ここまで弘子は腕を組んで黙っていたが、静かに咲耶に告げるのだった。
「構わないよ、足を引っ張らなきゃね」
そして小声で「私はあんたのファンだし」と誰にも聞こえない声で呟くのだった。
咲耶がバンドメンバーになり、ツインボーカルとなった八咫超常現象研究所のバンド「アダムス(仮)」は残り時間の少ない中、咲耶を交えて打ち合わせを始めた。本番は一発勝負になる。少しでも作戦を練っておきたかった。

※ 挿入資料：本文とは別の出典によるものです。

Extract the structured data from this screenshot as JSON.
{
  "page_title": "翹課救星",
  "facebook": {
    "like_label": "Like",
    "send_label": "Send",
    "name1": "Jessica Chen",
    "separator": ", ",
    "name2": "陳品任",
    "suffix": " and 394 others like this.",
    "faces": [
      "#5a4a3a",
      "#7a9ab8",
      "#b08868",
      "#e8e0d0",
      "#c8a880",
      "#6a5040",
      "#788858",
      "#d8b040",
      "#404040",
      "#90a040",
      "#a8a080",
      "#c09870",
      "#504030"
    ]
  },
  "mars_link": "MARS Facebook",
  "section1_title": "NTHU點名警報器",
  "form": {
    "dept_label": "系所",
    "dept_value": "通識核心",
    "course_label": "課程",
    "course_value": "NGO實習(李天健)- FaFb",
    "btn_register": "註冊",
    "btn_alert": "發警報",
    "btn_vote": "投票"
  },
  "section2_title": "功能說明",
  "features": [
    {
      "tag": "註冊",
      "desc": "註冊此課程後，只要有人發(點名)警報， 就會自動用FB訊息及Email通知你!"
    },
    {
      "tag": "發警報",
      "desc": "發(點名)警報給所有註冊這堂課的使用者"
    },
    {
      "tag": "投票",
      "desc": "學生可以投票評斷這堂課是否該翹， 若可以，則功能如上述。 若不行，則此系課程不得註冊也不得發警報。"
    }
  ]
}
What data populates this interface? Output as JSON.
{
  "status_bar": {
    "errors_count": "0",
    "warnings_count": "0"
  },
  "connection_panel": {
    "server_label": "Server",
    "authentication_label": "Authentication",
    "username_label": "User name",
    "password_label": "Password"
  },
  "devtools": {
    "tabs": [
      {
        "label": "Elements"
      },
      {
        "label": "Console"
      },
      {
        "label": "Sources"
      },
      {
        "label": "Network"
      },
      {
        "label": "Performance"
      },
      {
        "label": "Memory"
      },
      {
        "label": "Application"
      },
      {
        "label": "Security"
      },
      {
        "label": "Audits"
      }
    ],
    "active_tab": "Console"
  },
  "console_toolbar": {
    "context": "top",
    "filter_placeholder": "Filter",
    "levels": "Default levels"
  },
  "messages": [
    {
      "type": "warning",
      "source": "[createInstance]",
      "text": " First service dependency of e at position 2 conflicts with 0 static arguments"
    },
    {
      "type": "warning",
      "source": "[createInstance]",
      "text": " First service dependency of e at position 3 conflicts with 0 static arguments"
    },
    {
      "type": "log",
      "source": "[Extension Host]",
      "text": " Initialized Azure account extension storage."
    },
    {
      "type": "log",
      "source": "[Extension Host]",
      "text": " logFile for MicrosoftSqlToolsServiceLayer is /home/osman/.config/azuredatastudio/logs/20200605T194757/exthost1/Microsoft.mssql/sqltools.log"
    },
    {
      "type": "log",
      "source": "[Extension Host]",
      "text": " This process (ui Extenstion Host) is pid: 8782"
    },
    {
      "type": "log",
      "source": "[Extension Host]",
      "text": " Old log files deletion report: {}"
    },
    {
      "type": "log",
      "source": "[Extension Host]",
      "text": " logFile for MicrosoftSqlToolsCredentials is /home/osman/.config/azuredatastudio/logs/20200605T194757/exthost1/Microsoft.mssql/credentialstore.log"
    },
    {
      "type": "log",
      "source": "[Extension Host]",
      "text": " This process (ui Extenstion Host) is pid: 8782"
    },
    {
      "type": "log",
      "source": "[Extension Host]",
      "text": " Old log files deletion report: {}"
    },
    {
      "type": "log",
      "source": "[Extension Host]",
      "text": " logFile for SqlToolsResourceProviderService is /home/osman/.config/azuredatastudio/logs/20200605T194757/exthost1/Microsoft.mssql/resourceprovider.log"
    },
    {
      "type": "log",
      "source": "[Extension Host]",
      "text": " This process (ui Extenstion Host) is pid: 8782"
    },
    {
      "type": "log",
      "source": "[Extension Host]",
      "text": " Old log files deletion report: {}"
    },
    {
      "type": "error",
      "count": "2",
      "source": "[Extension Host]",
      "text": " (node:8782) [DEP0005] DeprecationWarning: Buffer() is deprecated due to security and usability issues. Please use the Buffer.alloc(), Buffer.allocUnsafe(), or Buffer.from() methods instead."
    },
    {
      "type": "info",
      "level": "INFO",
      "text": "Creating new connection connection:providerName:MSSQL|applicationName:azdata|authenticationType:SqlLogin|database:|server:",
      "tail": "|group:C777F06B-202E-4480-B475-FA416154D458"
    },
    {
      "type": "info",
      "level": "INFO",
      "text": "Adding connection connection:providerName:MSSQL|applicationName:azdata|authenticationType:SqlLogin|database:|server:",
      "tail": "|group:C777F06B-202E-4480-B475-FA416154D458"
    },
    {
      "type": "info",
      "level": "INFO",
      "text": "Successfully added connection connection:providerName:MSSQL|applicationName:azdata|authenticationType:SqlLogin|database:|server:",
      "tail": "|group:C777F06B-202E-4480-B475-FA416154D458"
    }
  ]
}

そして、ついに控室の扉がノックされ会場スタッフが「本番前です」と告げに来た。
「ええと、バンド名はアダムス(仮)とありますが、こちら『アダムス』でお間違いないですか?」
スタッフが聞くと、咲耶は首を横に振った。
「いいえ、皆で考えてもっと良いのを思いついたわ。バンド名を変更します」
◯
咲耶たちは全員ステージの定位置についた。この幕が上がれば演奏が始まる。咲耶は深呼吸をした。レイ、しっかり見ていて。何度も心の中でそう呼びかけた。咲耶の左手の薬指にはレイから贈られた指輪もある。常に共に在ると彼は言った。ならば信じよう、後は楽しむだけだ。

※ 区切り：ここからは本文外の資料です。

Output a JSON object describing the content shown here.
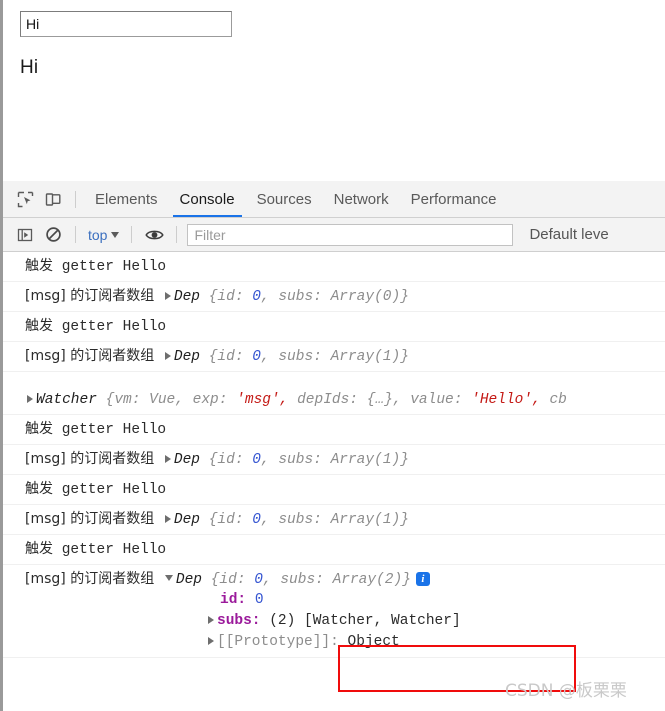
{
  "page": {
    "input_value": "Hi",
    "input_placeholder": "",
    "rendered_text": "Hi"
  },
  "devtools": {
    "toolbar_icons": [
      {
        "name": "inspect-element-icon",
        "glyph": "inspect"
      },
      {
        "name": "device-toolbar-icon",
        "glyph": "device"
      }
    ],
    "tabs": [
      {
        "label": "Elements",
        "active": false
      },
      {
        "label": "Console",
        "active": true
      },
      {
        "label": "Sources",
        "active": false
      },
      {
        "label": "Network",
        "active": false
      },
      {
        "label": "Performance",
        "active": false
      }
    ],
    "filterbar": {
      "sidebar_toggle_icon": "sidebar-toggle-icon",
      "clear_console_icon": "clear-console-icon",
      "context_value": "top",
      "eye_icon": "live-expression-eye-icon",
      "filter_value": "",
      "filter_placeholder": "Filter",
      "level_value": "Default leve"
    },
    "accent_color": "#1a73e8"
  },
  "console": {
    "messages": [
      {
        "type": "text",
        "cn": "触发",
        "en": "getter Hello"
      },
      {
        "type": "object",
        "cn": "[msg] 的订阅者数组",
        "expanded": false,
        "objname": "Dep",
        "open": "{",
        "k1": "id:",
        "v1": "0",
        "sep": ",",
        "k2": "subs:",
        "v2": "Array(0)",
        "close": "}"
      },
      {
        "type": "text",
        "cn": "触发",
        "en": "getter Hello"
      },
      {
        "type": "object",
        "cn": "[msg] 的订阅者数组",
        "expanded": false,
        "objname": "Dep",
        "open": "{",
        "k1": "id:",
        "v1": "0",
        "sep": ",",
        "k2": "subs:",
        "v2": "Array(1)",
        "close": "}"
      },
      {
        "type": "blank"
      },
      {
        "type": "watcher",
        "objname": "Watcher",
        "open": "{",
        "p1": "vm:",
        "v1": "Vue,",
        "p2": "exp:",
        "v2": "'msg',",
        "p3": "depIds:",
        "v3": "{…},",
        "p4": "value:",
        "v4": "'Hello',",
        "p5": "cb"
      },
      {
        "type": "text",
        "cn": "触发",
        "en": "getter Hello"
      },
      {
        "type": "object",
        "cn": "[msg] 的订阅者数组",
        "expanded": false,
        "objname": "Dep",
        "open": "{",
        "k1": "id:",
        "v1": "0",
        "sep": ",",
        "k2": "subs:",
        "v2": "Array(1)",
        "close": "}"
      },
      {
        "type": "text",
        "cn": "触发",
        "en": "getter Hello"
      },
      {
        "type": "object",
        "cn": "[msg] 的订阅者数组",
        "expanded": false,
        "objname": "Dep",
        "open": "{",
        "k1": "id:",
        "v1": "0",
        "sep": ",",
        "k2": "subs:",
        "v2": "Array(1)",
        "close": "}"
      },
      {
        "type": "text",
        "cn": "触发",
        "en": "getter Hello"
      },
      {
        "type": "expanded",
        "cn": "[msg] 的订阅者数组",
        "objname": "Dep",
        "open": "{",
        "k1": "id:",
        "v1": "0",
        "sep": ",",
        "k2": "subs:",
        "v2": "Array(2)",
        "close": "}",
        "info_badge": "i",
        "props": [
          {
            "key": "id:",
            "val": "0",
            "kind": "num",
            "disc": false
          },
          {
            "key": "subs:",
            "val": "(2) [Watcher, Watcher]",
            "kind": "plain",
            "disc": true
          },
          {
            "key": "[[Prototype]]:",
            "val": "Object",
            "kind": "proto",
            "disc": true
          }
        ]
      }
    ]
  },
  "annotation": {
    "rect_color": "#f00c0c"
  },
  "watermark": {
    "text": "CSDN @板栗栗"
  }
}
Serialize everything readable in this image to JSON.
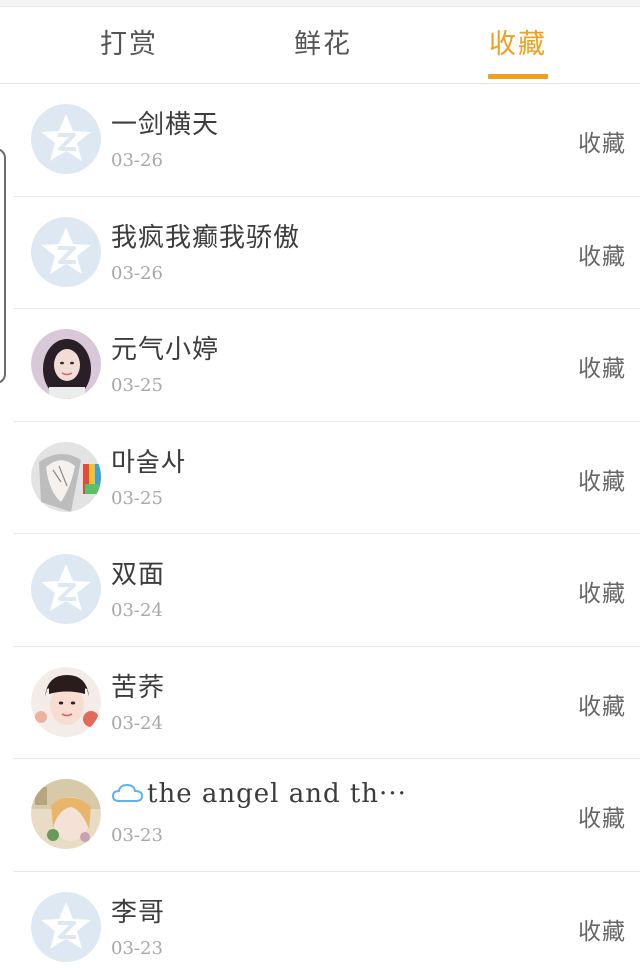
{
  "tabs": [
    {
      "label": "打赏",
      "active": false
    },
    {
      "label": "鲜花",
      "active": false
    },
    {
      "label": "收藏",
      "active": true
    }
  ],
  "colors": {
    "accent": "#f0a01c",
    "text": "#3c3c3c",
    "muted": "#a8a8a8",
    "divider": "#e6e6e6",
    "default_avatar_bg": "#dde8f3"
  },
  "rows": [
    {
      "name": "一剑横天",
      "date": "03-26",
      "action": "收藏",
      "avatar": "default-qzone-icon"
    },
    {
      "name": "我疯我癫我骄傲",
      "date": "03-26",
      "action": "收藏",
      "avatar": "default-qzone-icon"
    },
    {
      "name": "元气小婷",
      "date": "03-25",
      "action": "收藏",
      "avatar": "user-photo"
    },
    {
      "name": "마술사",
      "date": "03-25",
      "action": "收藏",
      "avatar": "user-photo"
    },
    {
      "name": "双面",
      "date": "03-24",
      "action": "收藏",
      "avatar": "default-qzone-icon"
    },
    {
      "name": "苦荞",
      "date": "03-24",
      "action": "收藏",
      "avatar": "user-photo"
    },
    {
      "name": "the angel and th···",
      "name_icon": "cloud-icon",
      "date": "03-23",
      "action": "收藏",
      "avatar": "user-photo"
    },
    {
      "name": "李哥",
      "date": "03-23",
      "action": "收藏",
      "avatar": "default-qzone-icon"
    }
  ]
}
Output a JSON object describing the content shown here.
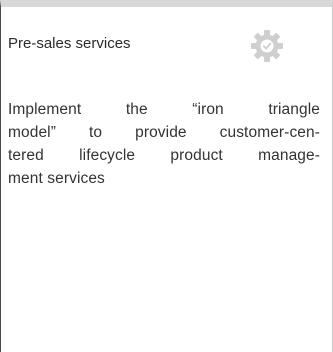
{
  "card": {
    "title": "Pre-sales services",
    "icon": "gear-check-icon",
    "icon_color": "#cfcfcf",
    "body_lines": [
      "Implement the “iron triangle",
      "model” to provide customer-cen-",
      "tered lifecycle product manage-",
      "ment services"
    ]
  }
}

「お次は凰船の八咫超常現象研究所より結成されたニューバンドです、その超常的なロックをぜひお楽しみ下さい。では、『ヤタガラス』の皆さんです、どうぞ!」
司会者の進行でステージの幕が上がった。そして、幕が上がると咲耶は目を見開いた。歓声と、見渡す限りの観客。これがロックフェスなのか。

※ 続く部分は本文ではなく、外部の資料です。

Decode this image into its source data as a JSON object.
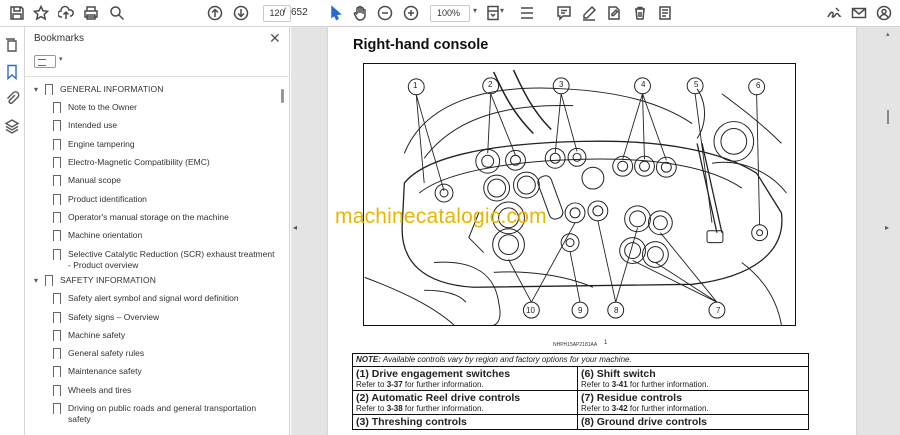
{
  "toolbar": {
    "page_current": "120",
    "page_separator": "/",
    "page_total": "652",
    "zoom": "100%",
    "icons": [
      "save-icon",
      "bookmark-star-icon",
      "upload-icon",
      "print-icon",
      "search-icon",
      "page-up-icon",
      "page-down-icon",
      "select-cursor-icon",
      "hand-icon",
      "zoom-out-icon",
      "zoom-in-icon",
      "fit-page-icon",
      "scroll-mode-icon",
      "comment-icon",
      "highlight-pen-icon",
      "edit-icon",
      "delete-icon",
      "sign-icon",
      "email-icon",
      "account-icon"
    ]
  },
  "rail": {
    "icons": [
      "pages-icon",
      "bookmark-icon",
      "attachment-icon",
      "layers-icon"
    ]
  },
  "bookmarks": {
    "title": "Bookmarks",
    "items": [
      {
        "label": "GENERAL INFORMATION",
        "section": true
      },
      {
        "label": "Note to the Owner"
      },
      {
        "label": "Intended use"
      },
      {
        "label": "Engine tampering"
      },
      {
        "label": "Electro-Magnetic Compatibility (EMC)"
      },
      {
        "label": "Manual scope"
      },
      {
        "label": "Product identification"
      },
      {
        "label": "Operator's manual storage on the machine"
      },
      {
        "label": "Machine orientation"
      },
      {
        "label": "Selective Catalytic Reduction (SCR) exhaust treatment - Product overview"
      },
      {
        "label": "SAFETY INFORMATION",
        "section": true
      },
      {
        "label": "Safety alert symbol and signal word definition"
      },
      {
        "label": "Safety signs – Overview"
      },
      {
        "label": "Machine safety"
      },
      {
        "label": "General safety rules"
      },
      {
        "label": "Maintenance safety"
      },
      {
        "label": "Wheels and tires"
      },
      {
        "label": "Driving on public roads and general transportation safety"
      }
    ]
  },
  "document": {
    "heading": "Right-hand console",
    "watermark": "machinecatalogic.com",
    "figure_code": "NHPH15AP2181AA",
    "figure_number": "1",
    "callouts": [
      "1",
      "2",
      "3",
      "4",
      "5",
      "6",
      "7",
      "8",
      "9",
      "10"
    ],
    "note_label": "NOTE:",
    "note_text": " Available controls vary by region and factory options for your machine.",
    "controls": [
      {
        "title": "(1) Drive engagement switches",
        "ref_pre": "Refer to ",
        "ref_page": "3-37",
        "ref_post": " for further information."
      },
      {
        "title": "(6) Shift switch",
        "ref_pre": "Refer to ",
        "ref_page": "3-41",
        "ref_post": " for further information."
      },
      {
        "title": "(2) Automatic Reel drive controls",
        "ref_pre": "Refer to ",
        "ref_page": "3-38",
        "ref_post": " for further information."
      },
      {
        "title": "(7) Residue controls",
        "ref_pre": "Refer to ",
        "ref_page": "3-42",
        "ref_post": " for further information."
      },
      {
        "title": "(3) Threshing controls"
      },
      {
        "title": "(8) Ground drive controls"
      }
    ]
  }
}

ここを超えて、いつしか武道館へ。そう思っていた。だがもうそれは過去だ。今はそれを懐かしんだ。
そして咲耶は歓声を全身に浴びて、痺れるほど緊張していた。だが不思議と恐れはなかった。むしろこの空気感は心地良い。だから音楽をやっていたんだ。ここが私の居場所だ。咲耶は確信したのだった。
咲耶は背後にいる虎右衛門、サンタ、紫苑に目で合図を送った。すると前奏が始まる。そして隣に立つ弘子に頷くと、再び前を向いて大きく息を吸い込んだ。
◯
景虎は「ヤタガラス」の演奏を背後に聞きながら、天岩戸の目の前に来ていた。景虎の隣にはアマテラスの弟妹である、スサノオとツクヨミもいる。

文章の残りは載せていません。